Le terrain d’étude

La recherche ici menée se fonde sur un parcours aussi théorique qu’empirique. Notre terrain d’étude empirique ayant foncièrement configuré notre parcours, il nous apparaît nécessaire de le présenter en préambule de nos parcours. Il s’agit de décrire le terrain duquel sont issues les données analysées ainsi que la méthodologie par laquelle nous avons récolté, exploité, diffusé et analysé ces données.

1        Le terrain d’étude

Notre terrain d’étude s’inscrit dans un cadre universitaire, les participants étant étudiants en Didactique des langues à Lyon (France) et Berkeley (États-Unis). Nous présentons ici le format particulier du cours suivi par les participants et des interactions qui en ont émergé.

1.1       Le cadre universitaire des rencontres

Les rencontres interindividuelles que nous avons observées ne relèvent pas d’interactions ordinaires spontanées mais s’inscrivent dans un projet d’échange didactique interuniversitaire et international, le « Français en (première) ligne [1]» (F1L) créé en 2002 par Christine Develotte. Ce projet met, chaque année, en relation des tuteurs de Français Langue Étrangère (FLE) d’Université Française avec des apprenants de FLE d’Université étrangère. L’objectif de ces échanges est double : « pour les Français : en tant que futurs enseignants, avoir de vrais apprenants pour tester leurs idées de tâches multimédias et la communication en ligne ; pour les apprenants de FLE : être en contact avec la culture française actuelle par la médiation de jeunes Français » (Description du projet en page d’accueil du site web F1L). Des recherches en Didactique ont précédemment vu le jour au sein de ce projet (notamment les Thèses de Doctorat de Drissi, 2011 ; Vincent, 2012 ; Nicolaev, 2012 ; Codreanu, 2014 sous la direction de Christine Develotte).

Néanmoins, d’une part notre recherche ne s’inscrit pas dans le domaine de la didactique, d’autre part la spécificité de l’édition 2012-2013 qui fait ici l’objet de notre recherche repose sur la symétrie de statut des étudiants de part et d’autres de l’échange ; il ne s’agit plus de tuteurs et apprenants, tous interagissent en qualité de futurs enseignants de FLE. Les participants à cette édition suivent le cours de Christine Develotte « Didactiques des langues : théories et pratiques » en Master 2 Sciences du Langage à l’ENS de Lyon pour le côté français et le cours de Richard Kern « French for Future Teachers of the Language » à l’Université de Berkeley pour le côté étasunien.

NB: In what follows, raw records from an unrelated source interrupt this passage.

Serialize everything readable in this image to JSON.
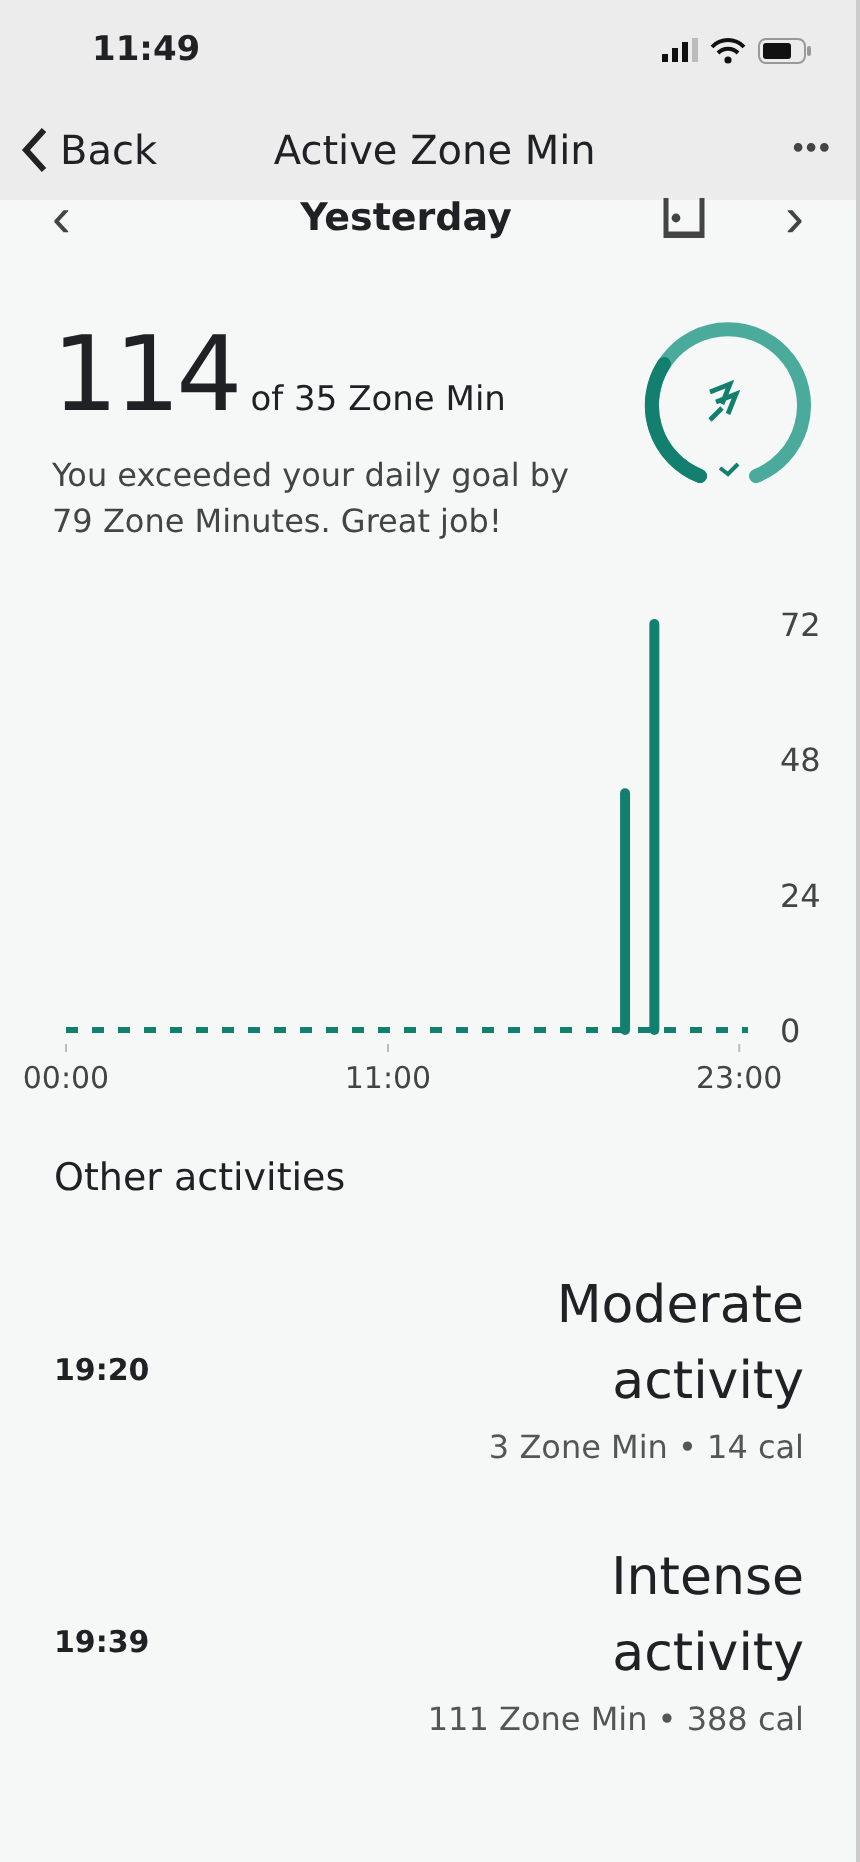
{
  "status_bar": {
    "time": "11:49"
  },
  "nav": {
    "back": "Back",
    "title": "Active Zone Min",
    "more": "•••"
  },
  "date_nav": {
    "prev": "‹",
    "label": "Yesterday",
    "next": "›"
  },
  "summary": {
    "value": "114",
    "goal": "of 35 Zone Min",
    "message": "You exceeded your daily goal by 79 Zone Minutes. Great job!"
  },
  "chart": {
    "chart_data": {
      "type": "bar",
      "x": [
        19.1,
        20.1
      ],
      "values": [
        42,
        72
      ],
      "xlim": [
        0,
        23.3
      ],
      "ylim": [
        0,
        72
      ],
      "xticks": [
        {
          "value": 0,
          "label": "00:00"
        },
        {
          "value": 11,
          "label": "11:00"
        },
        {
          "value": 23,
          "label": "23:00"
        }
      ],
      "yticks": [
        0,
        24,
        48,
        72
      ]
    }
  },
  "section_title": "Other activities",
  "activities": [
    {
      "time": "19:20",
      "title": "Moderate activity",
      "detail": "3 Zone Min • 14 cal"
    },
    {
      "time": "19:39",
      "title": "Intense activity",
      "detail": "111 Zone Min • 388 cal"
    }
  ]
}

Les interactions entre les participants se déroulent à distance par écran, en trinôme (un étudiant de Lyon pour deux étudiants de Berkeley ; les premiers étant deux fois moins nombreux que les derniers). Il s’agit en premier lieu de se rencontrer et faire connaissance en postant un message de présentation de soi sur un forum dédié (Bspace[2]) avant de converser par tchat (Bspace) pour enfin interagir par visio (Skype) une fois par semaine pendant six semaines. Au cours de ces séances de visio, les étudiants se proposent mutuellement des activités de didactique de FLE préparées en amont et soumises à discussion évaluative – notamment sur la qualité, la pertinence, l’intérêt, etc.

Rappelons cependant que les activités didactiques des participants ne font pas l’objet de notre recherche. Notre intérêt se porte sur l’événement de la rencontre et la construction intersubjective des identités et de la relation interindividuelle.


forumBspace Forum Bspace (plateforme de UC Berkeley)

tchat_bspace_A Tchat Bspace (plateforme de UC Berkeley)

ecran_visio_ens_A Visioconférence Skype (écran côté ENS de Lyon)

 

ecran_visio_ucb_A Visioconférence Skype (écran Côté Berkeley)


Les interactions ont lieu au sein des deux universités ; dans un laboratoire de langue à Berkeley et dans des salles de classe à Lyon. Au cours de la séance, chaque étudiant se connecte à un poste et interagit avec son trinôme. En France, nos participants ne portaient pas de casque afin de permettre l’enregistrement audio des conversations via les ordinateurs. Pour ces mêmes raisons, du côté de l’ENS nous tentions autant que possible de ne pas installer plus de deux ou trois étudiants dans la même salle.

OffscreenENS1 Interactions en salle de réunion (Séance de Visio – côté ENS)

OffscreenENS3 Interactions en salle informatique (Séance de Tchat – côté ENS)

OffscreenUCB2 Interactions en Laboratoire de langues (côté Berkeley)

OffscreenUCB1 Interactions en Laboratoire de langues (côté Berkeley)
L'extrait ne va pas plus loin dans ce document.